Нияз и гость шли не торопясь к машине. Аслан неслышно следовал за ними, стараясь не проронить ни слова из их разговора. Он вслушивался в низкий сильный голос гостя и уже не думал о его красивом светлом костюме, о белой рубашке, о переливчатом, как змеиная шкурка, галстуке, о перламутровых запонках. Наверно, это все-таки не главное в госте. Что-то болезненное было в его высокой, сутуловатой фигуре, в худобе, которая бросалась сейчас в глаза, несмотря на добротный костюм.

— Если бы возможно было то, о чем ты говоришь, аксакал, — он обвел глазами вершины, покрытые снегом, — я бы жил в горах и пас овец.
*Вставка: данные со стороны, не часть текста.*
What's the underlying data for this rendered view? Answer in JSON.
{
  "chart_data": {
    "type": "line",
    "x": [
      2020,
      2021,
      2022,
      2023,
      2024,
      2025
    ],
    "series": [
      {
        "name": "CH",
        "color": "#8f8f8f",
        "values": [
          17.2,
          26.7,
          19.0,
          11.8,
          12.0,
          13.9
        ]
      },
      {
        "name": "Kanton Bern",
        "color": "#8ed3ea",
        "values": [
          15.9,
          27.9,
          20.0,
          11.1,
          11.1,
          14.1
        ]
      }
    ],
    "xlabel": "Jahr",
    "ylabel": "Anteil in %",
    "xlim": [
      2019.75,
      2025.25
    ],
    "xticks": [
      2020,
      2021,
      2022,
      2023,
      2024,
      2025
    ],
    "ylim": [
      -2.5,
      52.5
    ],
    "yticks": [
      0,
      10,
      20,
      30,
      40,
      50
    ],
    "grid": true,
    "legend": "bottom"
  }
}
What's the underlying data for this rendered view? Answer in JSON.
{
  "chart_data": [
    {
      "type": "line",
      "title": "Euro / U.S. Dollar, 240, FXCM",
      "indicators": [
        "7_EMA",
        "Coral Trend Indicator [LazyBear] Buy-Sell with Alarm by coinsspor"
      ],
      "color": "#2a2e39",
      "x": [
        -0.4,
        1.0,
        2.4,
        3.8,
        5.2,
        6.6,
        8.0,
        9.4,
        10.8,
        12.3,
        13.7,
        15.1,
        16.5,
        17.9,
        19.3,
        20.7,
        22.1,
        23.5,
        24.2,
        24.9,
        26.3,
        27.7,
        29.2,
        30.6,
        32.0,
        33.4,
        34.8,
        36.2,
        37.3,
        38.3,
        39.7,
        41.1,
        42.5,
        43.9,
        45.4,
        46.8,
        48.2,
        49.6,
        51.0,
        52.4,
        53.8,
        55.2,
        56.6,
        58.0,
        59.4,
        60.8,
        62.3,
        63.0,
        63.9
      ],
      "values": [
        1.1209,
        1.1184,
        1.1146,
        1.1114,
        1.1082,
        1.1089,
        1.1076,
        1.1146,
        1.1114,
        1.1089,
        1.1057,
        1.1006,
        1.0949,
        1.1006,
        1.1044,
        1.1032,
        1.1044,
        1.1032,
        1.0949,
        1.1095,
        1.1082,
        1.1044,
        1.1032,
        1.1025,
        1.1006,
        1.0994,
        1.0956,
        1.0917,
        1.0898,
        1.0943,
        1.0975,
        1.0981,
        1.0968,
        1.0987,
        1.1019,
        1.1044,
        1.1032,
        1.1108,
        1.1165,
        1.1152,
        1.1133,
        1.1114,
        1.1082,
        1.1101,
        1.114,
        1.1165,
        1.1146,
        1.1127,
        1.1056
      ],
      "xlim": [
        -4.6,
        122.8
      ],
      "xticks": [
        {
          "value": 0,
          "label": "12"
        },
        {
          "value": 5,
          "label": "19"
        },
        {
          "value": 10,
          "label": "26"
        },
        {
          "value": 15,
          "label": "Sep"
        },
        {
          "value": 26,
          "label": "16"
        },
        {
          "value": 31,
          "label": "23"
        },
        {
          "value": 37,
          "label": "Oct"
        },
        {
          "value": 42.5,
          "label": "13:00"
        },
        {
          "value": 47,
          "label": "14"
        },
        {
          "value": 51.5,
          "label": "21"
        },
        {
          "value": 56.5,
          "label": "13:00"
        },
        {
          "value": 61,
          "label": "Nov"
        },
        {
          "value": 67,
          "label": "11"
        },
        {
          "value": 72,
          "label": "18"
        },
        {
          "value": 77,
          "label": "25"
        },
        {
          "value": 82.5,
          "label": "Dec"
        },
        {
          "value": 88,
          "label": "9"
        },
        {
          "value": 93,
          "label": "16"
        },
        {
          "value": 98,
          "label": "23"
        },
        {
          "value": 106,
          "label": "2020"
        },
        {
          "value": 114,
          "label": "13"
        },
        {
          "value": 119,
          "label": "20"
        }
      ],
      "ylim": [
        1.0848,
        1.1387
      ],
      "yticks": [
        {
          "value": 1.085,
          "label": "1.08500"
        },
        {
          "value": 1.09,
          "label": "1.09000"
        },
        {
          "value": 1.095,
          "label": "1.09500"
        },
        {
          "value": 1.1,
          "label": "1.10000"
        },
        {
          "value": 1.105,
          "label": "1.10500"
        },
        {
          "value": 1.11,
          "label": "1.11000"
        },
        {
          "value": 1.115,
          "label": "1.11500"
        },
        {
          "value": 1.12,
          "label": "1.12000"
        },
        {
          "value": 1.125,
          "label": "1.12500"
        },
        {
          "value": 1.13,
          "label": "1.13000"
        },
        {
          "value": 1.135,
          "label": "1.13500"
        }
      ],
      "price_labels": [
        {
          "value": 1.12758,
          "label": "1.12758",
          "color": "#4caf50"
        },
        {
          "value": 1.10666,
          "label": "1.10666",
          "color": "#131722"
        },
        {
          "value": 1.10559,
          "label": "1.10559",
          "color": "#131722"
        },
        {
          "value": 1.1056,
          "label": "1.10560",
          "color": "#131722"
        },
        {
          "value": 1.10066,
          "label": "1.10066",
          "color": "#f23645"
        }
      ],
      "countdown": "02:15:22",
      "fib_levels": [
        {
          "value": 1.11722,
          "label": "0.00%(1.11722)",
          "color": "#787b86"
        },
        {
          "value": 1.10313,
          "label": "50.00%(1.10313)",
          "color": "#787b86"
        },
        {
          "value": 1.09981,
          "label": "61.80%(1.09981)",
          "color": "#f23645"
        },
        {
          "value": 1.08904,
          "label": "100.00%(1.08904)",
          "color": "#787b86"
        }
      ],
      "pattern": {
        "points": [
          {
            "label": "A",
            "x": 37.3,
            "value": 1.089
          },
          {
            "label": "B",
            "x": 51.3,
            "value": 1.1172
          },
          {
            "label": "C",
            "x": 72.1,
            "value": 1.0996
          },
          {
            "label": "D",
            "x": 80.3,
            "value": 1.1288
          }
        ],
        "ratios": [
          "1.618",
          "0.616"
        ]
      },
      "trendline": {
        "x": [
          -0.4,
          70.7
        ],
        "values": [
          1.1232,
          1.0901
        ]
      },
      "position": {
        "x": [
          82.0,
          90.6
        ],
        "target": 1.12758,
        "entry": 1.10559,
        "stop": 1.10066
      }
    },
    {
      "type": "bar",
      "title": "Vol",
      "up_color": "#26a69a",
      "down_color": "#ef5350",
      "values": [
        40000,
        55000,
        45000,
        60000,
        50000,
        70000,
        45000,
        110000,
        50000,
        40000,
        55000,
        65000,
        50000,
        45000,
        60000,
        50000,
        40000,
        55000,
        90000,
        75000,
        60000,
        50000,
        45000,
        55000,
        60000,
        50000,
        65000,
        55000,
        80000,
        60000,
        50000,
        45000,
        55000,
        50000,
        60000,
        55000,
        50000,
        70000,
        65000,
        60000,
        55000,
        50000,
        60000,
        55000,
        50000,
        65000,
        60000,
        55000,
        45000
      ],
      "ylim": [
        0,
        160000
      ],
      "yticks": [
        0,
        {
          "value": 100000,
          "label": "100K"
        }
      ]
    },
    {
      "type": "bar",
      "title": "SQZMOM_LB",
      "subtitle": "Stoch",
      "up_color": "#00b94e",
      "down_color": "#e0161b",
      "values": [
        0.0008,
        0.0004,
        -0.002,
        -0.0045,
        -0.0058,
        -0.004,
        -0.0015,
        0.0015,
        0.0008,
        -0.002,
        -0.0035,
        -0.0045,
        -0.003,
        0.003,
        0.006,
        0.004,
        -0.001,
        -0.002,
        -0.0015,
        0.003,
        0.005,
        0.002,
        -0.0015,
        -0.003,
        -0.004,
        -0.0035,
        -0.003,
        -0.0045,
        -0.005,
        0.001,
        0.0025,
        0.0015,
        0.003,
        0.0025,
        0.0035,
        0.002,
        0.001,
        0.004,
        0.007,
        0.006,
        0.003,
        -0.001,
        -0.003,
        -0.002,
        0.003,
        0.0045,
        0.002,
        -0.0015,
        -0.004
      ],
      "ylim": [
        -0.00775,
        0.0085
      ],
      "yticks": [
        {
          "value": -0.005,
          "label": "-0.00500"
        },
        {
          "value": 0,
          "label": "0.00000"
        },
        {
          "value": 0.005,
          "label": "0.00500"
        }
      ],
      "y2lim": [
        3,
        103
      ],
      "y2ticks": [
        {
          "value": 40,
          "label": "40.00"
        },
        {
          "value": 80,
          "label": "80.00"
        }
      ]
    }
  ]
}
Какой здесь воздух, какие горы, какой в них покой!

Гость повернулся и посмотрел на Аслана. Он посмотрел на него с острым вниманием, словно впервые увидел. Аслан съежился от этого сильного, проникающего в душу взгляда, словно его застигли врасплох со всеми мелкими чувствами, суетой и завистью. Он чувствовал себя раскрытой книгой, в которой гость мог читать все его тайные мысли. Он почти не дышал, ожидая, что на него обрушатся сейчас резкие, безжалостные, изобличающие слова. Но гость — как быстро и неожиданно менялось выражение его глаз! — по-свойски кивнул ему сказал:

— Он еще может по-своему распорядиться собой и решить, как ему жить. Мне не пришлось выбирать.

От ласки, мягко сверкнувшей в глазах гостя, кровь прихлынула к щекам Аслана.

— Что? Мечтаешь о мировой революции? — спросил гость. — Наверно, скучно тебе здесь?

Аслан мял потными руками сложенную вдвое камчу. Он не нашелся что ответить. Старик ревниво посмотрел на него. Усы у него вздернулись, как у хищного кота. Он положил руку гостю на плечо, чтобы отвлечь его от Аслана.

— А что, если поживешь у меня в горах? — сказал он. — Работа будет нетрудная — пасти со мной табун. Мне как раз нужен хороший помощник. На воздухе, на кумысе, на свежей баранине ты быстро поправишь свой желудок! Поверь мне, старику, скоро тебе можно будет пить водку, как кумыс, и лицо твое станет, как у девушки.